The thing is that, with resistance, ‘here’ is always not as good as ‘there’. There is no such thing as ‘arriving’ or ‘enoughness’.  When we arrive at the next ‘here’ we just wish we were ‘there’ all over again.

We live in a world that values getting ahead. Getting ahead, whatever that really means, is prized over just being where we are. The ego latches on to that and even gloats when it reaches its self-made checkpoints.

And, what about when you can’t move forward? Or when life has other plans for you? How do we undo our programming to not feel bad about where we are?

When I got sick with Lyme, I was teaching and practicing yoga full-time. I had to rewrite what a ‘yoga practice’ was for me because if I still measured a good practice based on my ability to stand on my head or balance on my forearms I would forever feel like a loser. I didn’t have the energy or the strength to do anything I used to do. Many days, early on in my illness, my practice involved rolling out my mat, lying on top of it, and crying. I learned, strangely, that this type of practice was just as ‘effective’ or just as ‘valid’ as all the impressive poses that I could no longer do. I made peace with rewriting my practice. I haven’t balanced on my forearms since and no longer feel like I’m missing out on anything.

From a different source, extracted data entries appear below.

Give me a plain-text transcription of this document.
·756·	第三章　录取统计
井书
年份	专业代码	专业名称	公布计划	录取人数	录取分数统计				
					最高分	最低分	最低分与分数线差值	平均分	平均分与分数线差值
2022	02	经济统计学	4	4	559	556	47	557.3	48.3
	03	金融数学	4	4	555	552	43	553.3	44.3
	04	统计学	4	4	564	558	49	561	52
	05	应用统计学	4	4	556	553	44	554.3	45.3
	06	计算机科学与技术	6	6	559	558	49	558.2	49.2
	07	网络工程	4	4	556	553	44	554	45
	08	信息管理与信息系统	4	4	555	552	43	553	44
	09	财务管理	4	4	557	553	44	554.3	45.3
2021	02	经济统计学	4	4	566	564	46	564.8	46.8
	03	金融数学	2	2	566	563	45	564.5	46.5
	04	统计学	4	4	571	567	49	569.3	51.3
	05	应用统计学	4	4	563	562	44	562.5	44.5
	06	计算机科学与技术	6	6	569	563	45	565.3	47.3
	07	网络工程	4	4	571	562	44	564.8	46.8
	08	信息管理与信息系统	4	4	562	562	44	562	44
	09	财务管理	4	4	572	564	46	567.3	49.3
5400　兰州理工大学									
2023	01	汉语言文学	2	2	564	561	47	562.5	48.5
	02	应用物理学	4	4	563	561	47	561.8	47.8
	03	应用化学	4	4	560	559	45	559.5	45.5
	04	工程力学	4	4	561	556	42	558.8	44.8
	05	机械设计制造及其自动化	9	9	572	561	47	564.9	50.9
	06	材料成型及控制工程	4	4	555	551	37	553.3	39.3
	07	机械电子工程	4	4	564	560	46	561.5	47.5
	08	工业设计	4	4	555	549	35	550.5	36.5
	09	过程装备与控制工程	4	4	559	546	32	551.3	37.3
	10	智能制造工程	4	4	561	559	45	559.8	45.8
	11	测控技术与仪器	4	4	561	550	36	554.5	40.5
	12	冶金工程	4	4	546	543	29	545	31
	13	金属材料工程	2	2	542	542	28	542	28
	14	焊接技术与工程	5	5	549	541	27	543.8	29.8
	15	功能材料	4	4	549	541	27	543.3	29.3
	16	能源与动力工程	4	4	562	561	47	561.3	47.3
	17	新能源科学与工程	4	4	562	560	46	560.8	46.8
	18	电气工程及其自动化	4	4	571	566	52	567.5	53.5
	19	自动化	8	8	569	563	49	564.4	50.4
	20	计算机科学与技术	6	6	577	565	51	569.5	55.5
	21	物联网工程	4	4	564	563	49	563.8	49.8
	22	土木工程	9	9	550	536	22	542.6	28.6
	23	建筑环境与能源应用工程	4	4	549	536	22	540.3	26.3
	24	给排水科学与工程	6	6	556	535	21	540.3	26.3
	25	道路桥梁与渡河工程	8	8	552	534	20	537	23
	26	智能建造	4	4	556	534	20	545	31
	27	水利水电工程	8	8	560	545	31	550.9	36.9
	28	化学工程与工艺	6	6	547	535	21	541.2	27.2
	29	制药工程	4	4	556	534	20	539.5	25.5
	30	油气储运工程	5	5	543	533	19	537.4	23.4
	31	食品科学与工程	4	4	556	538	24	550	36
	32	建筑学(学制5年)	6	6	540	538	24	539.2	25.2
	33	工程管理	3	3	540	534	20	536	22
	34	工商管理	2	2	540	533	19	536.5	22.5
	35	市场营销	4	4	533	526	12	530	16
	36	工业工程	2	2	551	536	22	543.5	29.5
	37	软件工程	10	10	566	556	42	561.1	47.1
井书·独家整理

I realize that the outer form isn’t actually where the true practice lies.

Similarly, I’m learning that the intangible, the process, the ‘getting nowhere’, is just as valid as the appearance of ‘getting somewhere.’ I’m learning that my experience isn’t suppose to be different than it is and when I can relax into what is here, everything is actually okay—more than okay. There is nowhere to get to.

This getting nowhere of mine…Would it impress you? Probably not. Will you ‘Like’ what I share about it on Facebook? An odd few of you might. Will I make the evening news or win a popularity contest? Nope. Will my ego squirm a bit and try to rope me into striving or grasping for something else? Of course it will.

But somehow, when I can allow for ‘what is’, I am wealthy in my communion with the now. I am in integrity and in the flow of life. I am—the same as anyone else is—and that is enough. I am making a bouquet with the flowers I have.



Just for today, imagine that absolutely everything about you and your life has been orchestrated by divine design. Leave nothing out—especially the things about yourself and your life that you’re convinced need fixing or changing—that extra weight, your debt, the conflict with your spouse, an illness—imagine that it’s all a divine set-up, down to the very last detail. I invite you to be curious about ‘what is’ as oppose to trying to figure it out, fight it, or make it change. Is it possible to allow for, and lean into, what shows up? How does this change the quality of the day?